Background: Benign familial neonatal convulsion (BFNC) is an autosomal-dominantly inherited epilepsy of neonates. The KCNQ2 and KCNQ3 genes have been cloned as the responsible genes for BFNC. Detection of mutations in these genes is helpful for confirmation of BFNC or differential diagnosis of convulsive disorders in the neonatal period.
Methods: A Japanese family with BFNC was investigated. Two siblings were clinically diagnosed as having BFNC. KCNQ2 and KCNQ3 were screened for mutations using a combination of polymerase chain reaction and denaturing high-performance liquid chromatography. Nucleotide substitutions were confirmed by direct sequencing.
Results: In the affected siblings a C-to-T heterozygous substitution was detected at nucleotide 683 (c.683C>T) in KCNQ2, leading to substitution of arginine with tryptophan at amino acid position 213 (p.R213W) in the S4 voltage-sensing domain of the KCNQ2 protein. The detected mutation may disrupt this highly conserved region among potassium channel proteins. The c.683C>T substitution in KCNQ2 was not present in the parents. KCNQ3 was also analyzed and a single nucleotide polymorphism, c.1241A>G (National Center for Biotechnology Information (NCBI), SNP ID: rs2303995), was detected in the index family.

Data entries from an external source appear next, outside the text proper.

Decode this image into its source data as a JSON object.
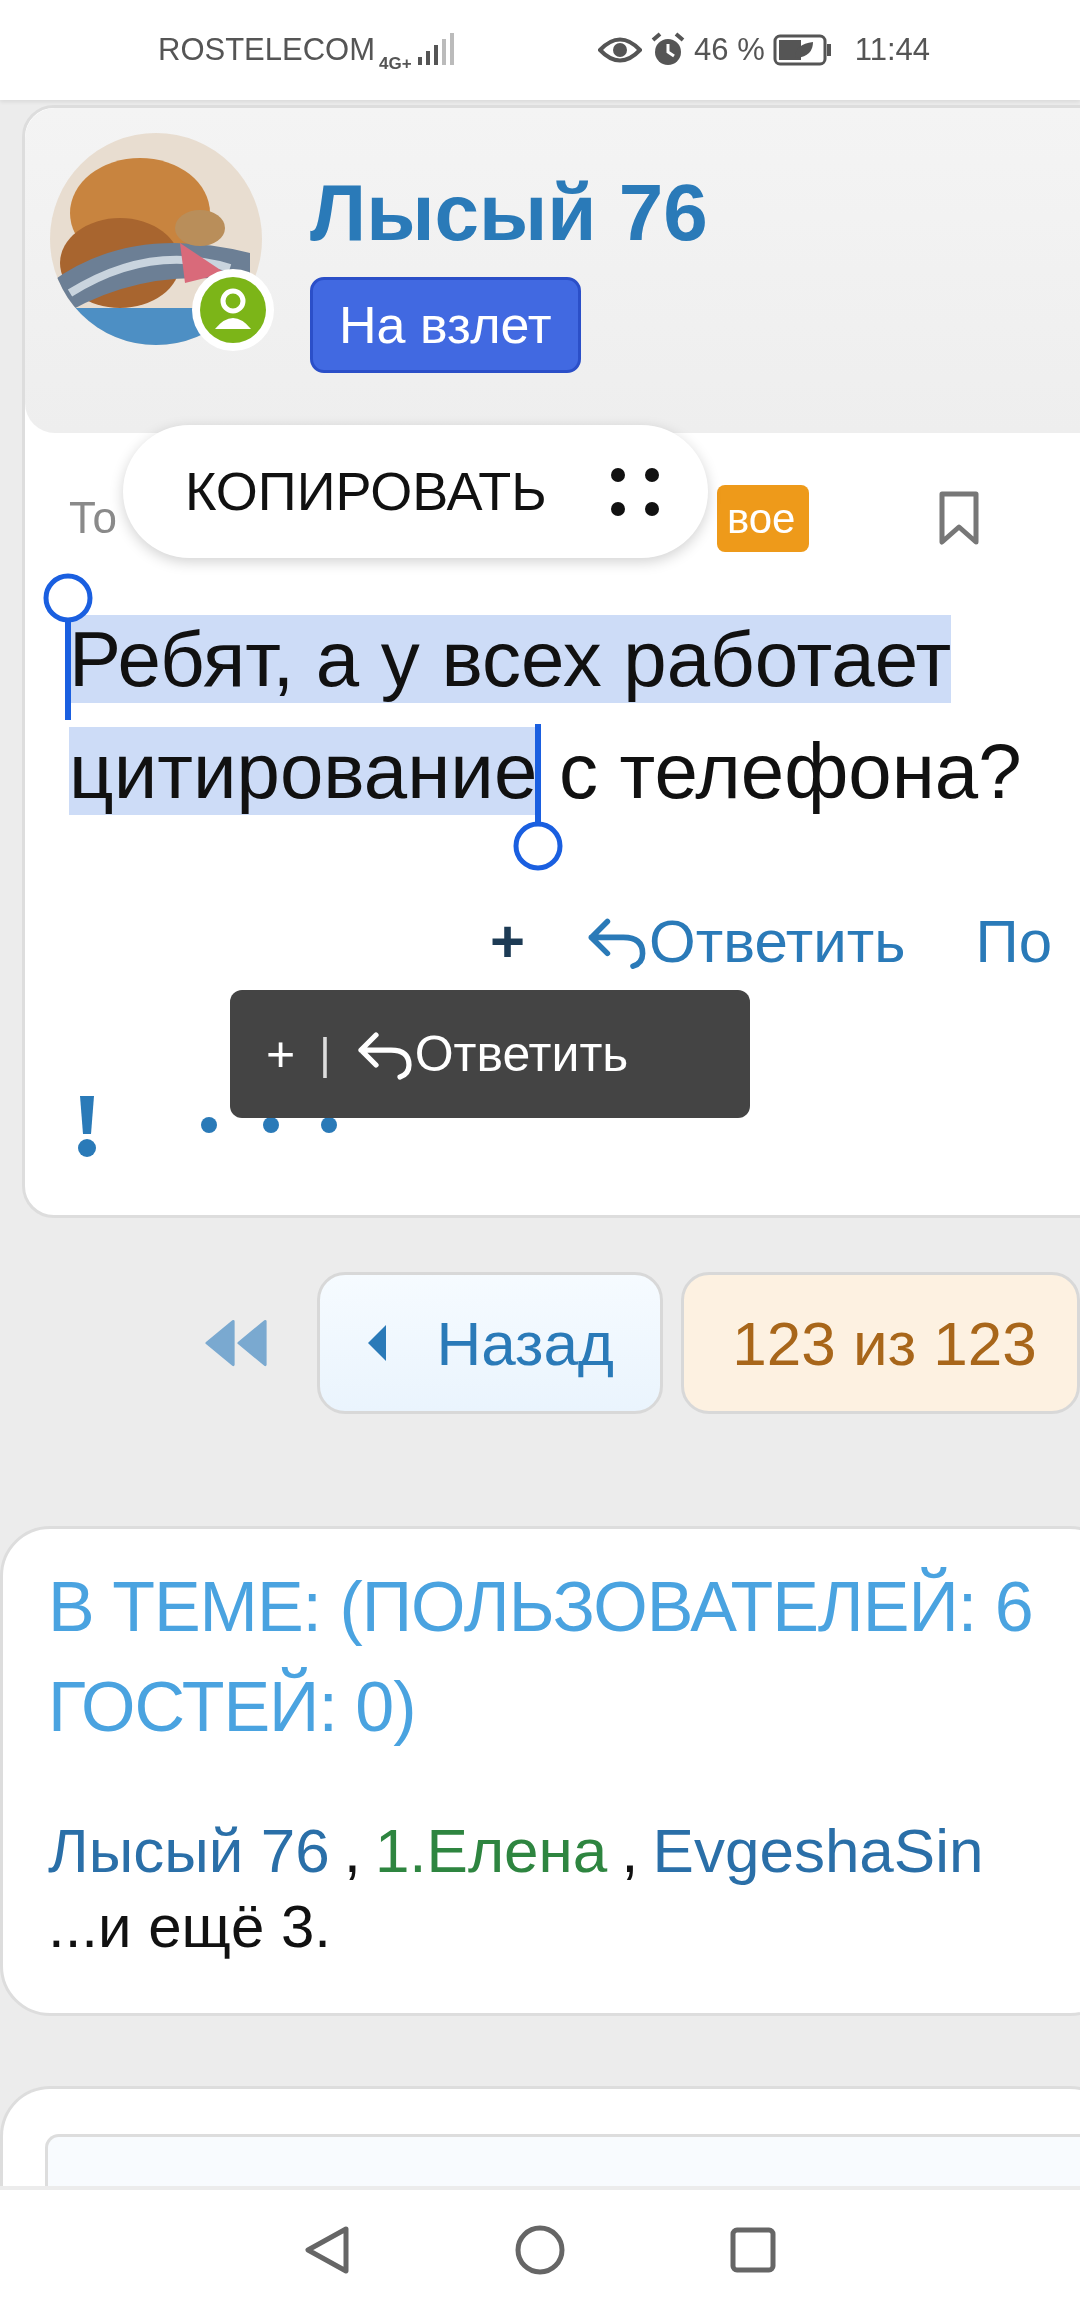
{
  "status_bar": {
    "carrier": "ROSTELECOM",
    "network": "4G+",
    "battery": "46 %",
    "time": "11:44"
  },
  "profile": {
    "username": "Лысый 76",
    "rank": "На взлет",
    "online": true
  },
  "post": {
    "date": "То",
    "badge": "вое",
    "text_selected": "Ребят, а у всех работает цитирование",
    "text_rest": " с телефона?",
    "actions": [
      {
        "kind": "plus",
        "label": "+"
      },
      {
        "kind": "reply",
        "label": "Ответить"
      },
      {
        "kind": "link",
        "label": "По"
      }
    ]
  },
  "copy_popup": {
    "label": "КОПИРОВАТЬ"
  },
  "quote_toolbar": {
    "items": [
      {
        "kind": "plus",
        "label": "+"
      },
      {
        "kind": "separator",
        "label": "|"
      },
      {
        "kind": "reply",
        "label": "Ответить"
      }
    ]
  },
  "pagination": {
    "back": "Назад",
    "position": "123 из 123"
  },
  "online_users": {
    "heading_lines": [
      "В ТЕМЕ: (ПОЛЬЗОВАТЕЛЕЙ: 6",
      "ГОСТЕЙ: 0)"
    ],
    "users": [
      {
        "name": "Лысый 76",
        "color": "#2a6fa8"
      },
      {
        "name": "1.Елена",
        "color": "#2e8540"
      },
      {
        "name": "EvgeshaSin",
        "color": "#2a6fa8"
      }
    ],
    "separator": ",",
    "more": "...и ещё 3."
  }
}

Conclusions: Two siblings with BFNC had a novel heterozygous missense mutation, p.R213W, in KCNQ2. This mutation may affect potassium gating, leading to neuronal excitability or convulsions in the patients. Furthermore, neither of the parents had the p.R213W mutation, indicating that it was a germ-line mutation. The possibility of recurrence of such a germ-line mutation in the next siblings should be explained during genetic counseling.